Heb je al vrede gesloten met Mozes?

Kom tot bloei vanuit je eigen wezen.
Een groot Chassidisch mysticus lag op sterven. Zijn naam was Josia.
Iemand om hem heen zei: ‘Josia, heb je al vrede gesloten met Mozes?’
Josia deed zijn ogen open en zei: ‘Laat heel die Mozes maar zitten. Hij is van geen belang. Je kraamt onzin uit terwijl ik op sterven lig.’ De man kreeg het benauwd – wat zegt hij nou? Een vrome jood die vlak voor zijn dood zegt: ‘Laat heel die Mozes maar zitten.’
En Josia zei: ‘Hoor eens, straks ga ik dood en sta ik daar voor God. Hij zal niet aan me vragen: ‘Josia, waarom ben je Mozes niet geweest?’ Dat zal hij me niet vragen. Hij zal vragen: ‘Josia, waarom ben je Josia niet geweest?’
‘Laat heel die Mozes dus maar zitten. Laat me in ieder geval deze laatste momenten met rust. Laat mij mijn hele wezen bijeenrapen, zodat ik voor hem  op mijn eigen benen kan gaan staan. Ik heb mijn hele leven verdaan en nu kom je me op het laatste moment nog eens vragen: ‘Heb je vrede gesloten met Mozes? Wat heb ik met Mozes te maken? Als Mozes niets met mij te maken heeft, wat heb ik dan met Mozes te maken?’

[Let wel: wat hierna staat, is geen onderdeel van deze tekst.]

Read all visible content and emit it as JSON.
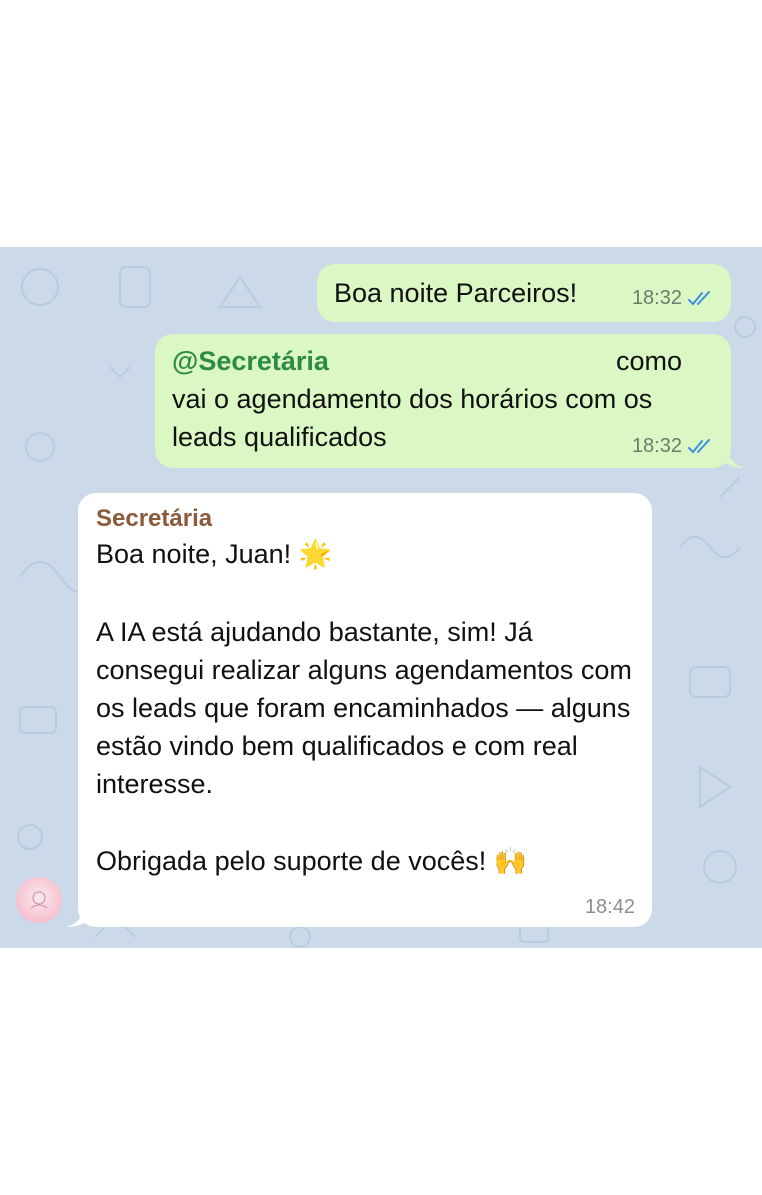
{
  "colors": {
    "chat_background": "#ccd9e9",
    "outgoing_bubble": "#dbf7c4",
    "incoming_bubble": "#ffffff",
    "mention": "#2e8b43",
    "sender_name": "#8b5a3c",
    "read_ticks": "#3c8fe2"
  },
  "messages": [
    {
      "direction": "outgoing",
      "text": "Boa noite Parceiros!",
      "time": "18:32",
      "status_icon": "double-check-icon"
    },
    {
      "direction": "outgoing",
      "mention": "@Secretária",
      "text_line1_end": "como",
      "text_rest": "vai o agendamento dos horários com os leads qualificados",
      "time": "18:32",
      "status_icon": "double-check-icon"
    },
    {
      "direction": "incoming",
      "sender": "Secretária",
      "greeting": "Boa noite, Juan!",
      "greeting_emoji": "🌟",
      "paragraph": "A IA está ajudando bastante, sim! Já consegui realizar alguns agendamentos com os leads que foram encaminhados — alguns estão vindo bem qualificados e com real interesse.",
      "closing": "Obrigada pelo suporte de vocês!",
      "closing_emoji": "🙌",
      "time": "18:42"
    }
  ],
  "avatar": {
    "icon": "profile-avatar-icon"
  }
}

Een christen is iemand die een kopie van Christus probeert te worden, daarom is een christen lelijk en is Christus mooi.
Christus is een roos, hij is vanuit zijn eigen struik tot bloei gekomen – dat was de misdaad die hij beging. De joden vonden het maar niks, ze wilden dat hij een Mozes werd, ze wilden dat hij een lotusbloem werd. En hij zette zijn eigen zelf daar neer. Hij zei: ‘Ik zal mijn eigen wezen zijn. Ik zal mezelf zijn.’ Dat was de misdaad die hij beging en de joden konden hem dat niet vergeven.
Mozes was ook een bloem vanuit zijn eigen wezen, hij imiteerde niemand. Geen enkel religieus mens heeft geïmiteerd. En al die zogenaamde religieuze mensen die imiteren zijn helemaal niet religieus.
Je moet nooit iets lenen. Ook al is je bloem maar klein, dat is goed, ze is van jou. Ook al is de bloem van iemand anders groot, heel geurig, heel kleurrijk, je moet haar niet lenen. Die van jou is goed. Daar ben je voor bestemd. God wil dat je tot bloei komt vanuit je eigen wezen…

Op deze parabel moet je diep mediteren. Onthoud altijd dat je nooit iets leent, onthoud altijd dat je nooit imiteert, onthoud altijd dat je moet groeien, niet jezelf moet programmeren. Je moet een boom worden, je moet tot bloei komen als een boom. Je moet niet een efficiënt mechanisme worden, je moet een boom worden, zodat je je geur aan de wind vrij kunt geven. Dat zal je offer zijn om aan de voeten van God neer te leggen.

En onthoud wel, hij zal vragen: ‘Josia, waarom ben  je Josia niet?’ Hij zal aan je vragen: ‘Waarom ben je je wezen misgelopen? Waarom ben je hier niet met je wezen gekomen? Waarom heb je je leven gemist door achter anderen aan te lopen? Ik zat altijd binnen in je hart, op je te wachten, maar daar ben je nooit geweest. Je hebt achter Mozes, Mohammed, Mahavira, Krishna aangelopen. Je hebt achter iedereen aangelopen. Je hebt in alle hoeken en gaten gezocht, maar je bent nooit in je eigen wezen geweest. En ik zat daar maar, op jou te wachten.’
Als je in je eigen wezen aankomt, ben je thuisgekomen, ben je bij God gekomen. God is niet anders dan een naam van je binnenste kern.

Osho: Tao: The Pathless Path – Talks on extracts from ‘The Book of Lieh Tzu’, Volume 2, pp. 248 – 249 and 251.

Uit de serie 1001 verhalen, verzameld door Shanti. 
Eerder verschenen in het Engels in Osho News, www.oshonews.com.